Inquiry finds children could have been saved from sex abuse by archdiocese

Children could have been saved from sex abuse in the Archdiocese of Birmingham if the Catholic church had not been so determined to protect its reputation, a damning report has found.

More than 130 allegations of child sex abuse have been made against 78 individuals associated with the archdiocese since the mid-1930s, but the true scale of offending is likely to be far higher, the Independent Inquiry into Child Sexual Abuse (IICSA) concluded.

The panel found the church had “repeatedly failed” to alert police to allegations, and said the consequences of those failings “cannot be overstated”.

The Independent Inquiry into Child Sexual Abuse
The Independent Inquiry into Child Sexual Abuse

While 13 people have been convicted of some of the most serious offences against children and a further three cautioned, many of the 78 individuals have died meaning the allegations cannot be fully investigated.

The report said: “In some cases, the lack of action by the church meant that the abuser was free to continue to commit acts of child sexual abuse.”

Archbishop of Westminster, Cardinal Vincent Nichols, the current leader of Roman Catholics in England and Wales, was archbishop of Birmingham between 2000 and 2009 and was said by the inquiry to have focused too much on the reputation of the church during his time there, instead of the welfare of children.

Inquiry chairwoman Professor Alexis Jay, said she was “truly shocked” by the abuse and hoped the findings would help to ensure no repeat of such failings.

She said: “I am truly shocked by the scale of child sexual abuse within the Archdiocese of Birmingham.

“The number of perpetrators and abused children is likely to be far higher than the figures suggest.

“Victims and survivors’ allegations were mostly ignored for years, while perpetrators avoided prosecution.

“It is clear that the church could have stopped children being abused if it had not been so determined to protect its own reputation.

“We hope this report will help ensure that never happens again.”

The report’s findings include that “little or no steps” were taken to protect children from the risk of abuse by the late Father John Tolkien, son of novelist J.R.R Tolkien.

The archdiocese settled claims arising from allegations against the priest, who died in 2003 and was never convicted in court.

The inquiry heard Cardinal Nichols had been aware of a 1968 note which included a reference to Fr Tolkien having apparently admitted ordering a group of Scouts to strip naked.

The report found that the church “was aware of the risk Father Tolkien posed to children and yet the archdiocese took little or no steps to protect children from those risks”.

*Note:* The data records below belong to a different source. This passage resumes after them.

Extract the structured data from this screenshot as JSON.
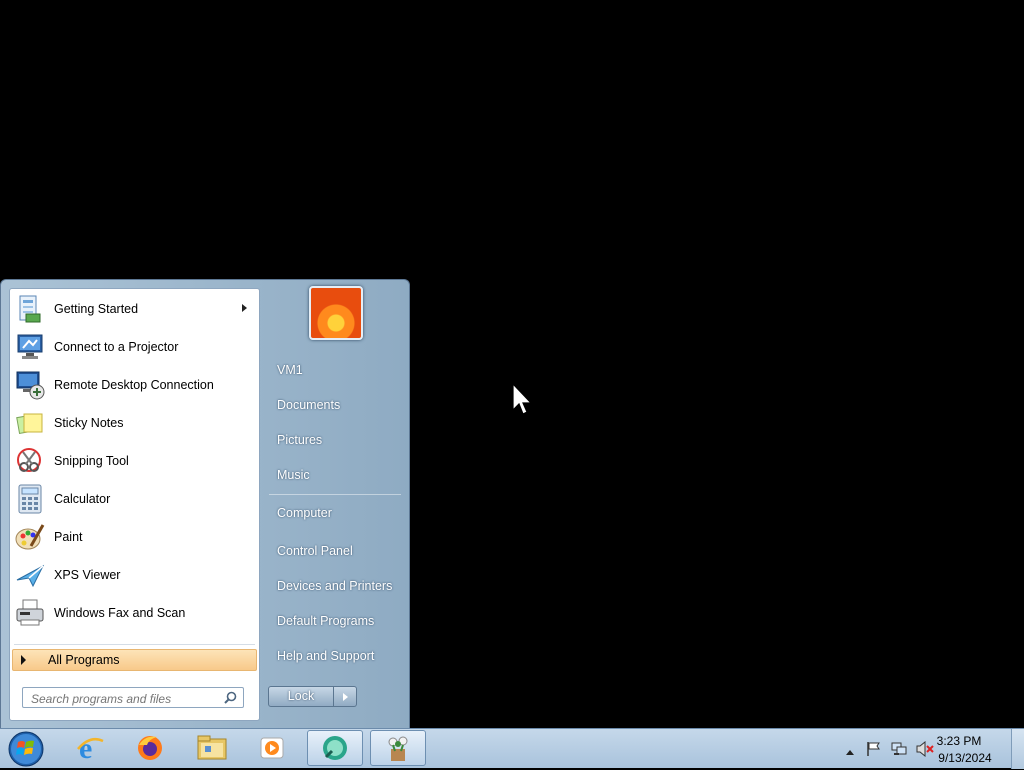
{
  "start_menu": {
    "programs": [
      {
        "label": "Getting Started",
        "icon": "getting-started-icon",
        "has_submenu": true
      },
      {
        "label": "Connect to a Projector",
        "icon": "projector-icon",
        "has_submenu": false
      },
      {
        "label": "Remote Desktop Connection",
        "icon": "remote-desktop-icon",
        "has_submenu": false
      },
      {
        "label": "Sticky Notes",
        "icon": "sticky-notes-icon",
        "has_submenu": false
      },
      {
        "label": "Snipping Tool",
        "icon": "snipping-tool-icon",
        "has_submenu": false
      },
      {
        "label": "Calculator",
        "icon": "calculator-icon",
        "has_submenu": false
      },
      {
        "label": "Paint",
        "icon": "paint-icon",
        "has_submenu": false
      },
      {
        "label": "XPS Viewer",
        "icon": "xps-viewer-icon",
        "has_submenu": false
      },
      {
        "label": "Windows Fax and Scan",
        "icon": "fax-scan-icon",
        "has_submenu": false
      }
    ],
    "all_programs_label": "All Programs",
    "search_placeholder": "Search programs and files",
    "right_links": [
      {
        "label": "VM1"
      },
      {
        "label": "Documents"
      },
      {
        "label": "Pictures"
      },
      {
        "label": "Music"
      },
      {
        "label": "Computer"
      },
      {
        "label": "Control Panel"
      },
      {
        "label": "Devices and Printers"
      },
      {
        "label": "Default Programs"
      },
      {
        "label": "Help and Support"
      }
    ],
    "lock_label": "Lock"
  },
  "taskbar": {
    "pinned": [
      {
        "name": "internet-explorer-icon"
      },
      {
        "name": "firefox-icon"
      },
      {
        "name": "windows-explorer-icon"
      },
      {
        "name": "media-player-icon"
      },
      {
        "name": "green-app-icon",
        "active": true
      },
      {
        "name": "app-flowers-icon"
      }
    ],
    "clock": {
      "time": "3:23 PM",
      "date": "9/13/2024"
    }
  },
  "colors": {
    "highlight": "#f8c98a",
    "taskbar": "#b8cfe5"
  }
}
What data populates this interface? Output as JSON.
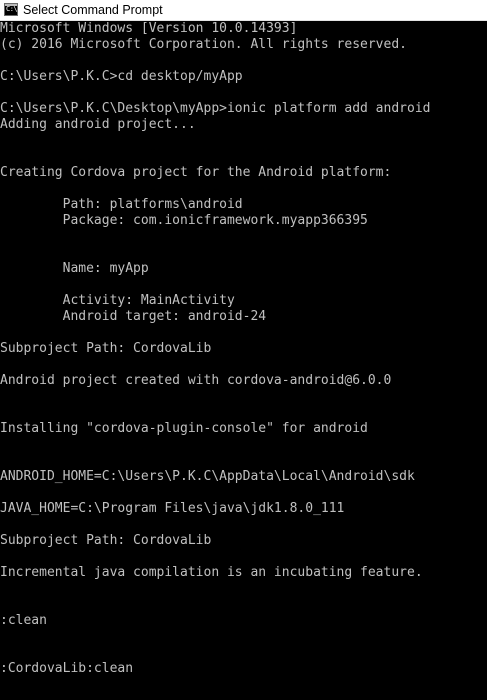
{
  "window": {
    "title": "Select Command Prompt",
    "icon_label": "C:\\"
  },
  "console": {
    "lines": [
      "Microsoft Windows [Version 10.0.14393]",
      "(c) 2016 Microsoft Corporation. All rights reserved.",
      "C:\\Users\\P.K.C>cd desktop/myApp",
      "C:\\Users\\P.K.C\\Desktop\\myApp>ionic platform add android",
      "Adding android project...",
      "Creating Cordova project for the Android platform:",
      "        Path: platforms\\android",
      "        Package: com.ionicframework.myapp366395",
      "        Name: myApp",
      "        Activity: MainActivity",
      "        Android target: android-24",
      "Subproject Path: CordovaLib",
      "Android project created with cordova-android@6.0.0",
      "Installing \"cordova-plugin-console\" for android",
      "ANDROID_HOME=C:\\Users\\P.K.C\\AppData\\Local\\Android\\sdk",
      "JAVA_HOME=C:\\Program Files\\java\\jdk1.8.0_111",
      "Subproject Path: CordovaLib",
      "Incremental java compilation is an incubating feature.",
      ":clean",
      ":CordovaLib:clean"
    ]
  },
  "colors": {
    "console_background": "#000000",
    "console_text": "#c0c0c0",
    "titlebar_background": "#ffffff",
    "titlebar_text": "#000000"
  },
  "icons": {
    "app": "command-prompt-icon"
  }
}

In another instance the cardinal issued a press release complaining about anti-Catholic bias after a BBC documentary in which serial child abuser James Robinson was confronted by reporters after fleeing to the US.

Abuse
Abuse

Complaints about Robinson, who was found guilty in 2010 of 21 child sex abuse offences against four boys, were made to the church in the 1970s and 1980s but the inquiry said he had simply been moved to a different parish and that the archdiocese did not appear to have reported allegations to police.

The hurt and damage caused by Robinson had been compounded, the panel said, by Cardinal Nichols’ press release which “focused too much on his grievance with the programme makers and too little on the public interest in exposing the abuse committed by the clergy and the harm done to the victims of such abuse”.

The report, which looked at the responses of the church to four priests in total, also concluded that the Archdiocese of Birmingham is still falling short in its child safeguarding arrangements, despite recommendations from major reports in recent years.

The panel said: “The Archdiocese of Birmingham must professionalise both the way the safeguarding team operates and the way the team is managed and overseen.”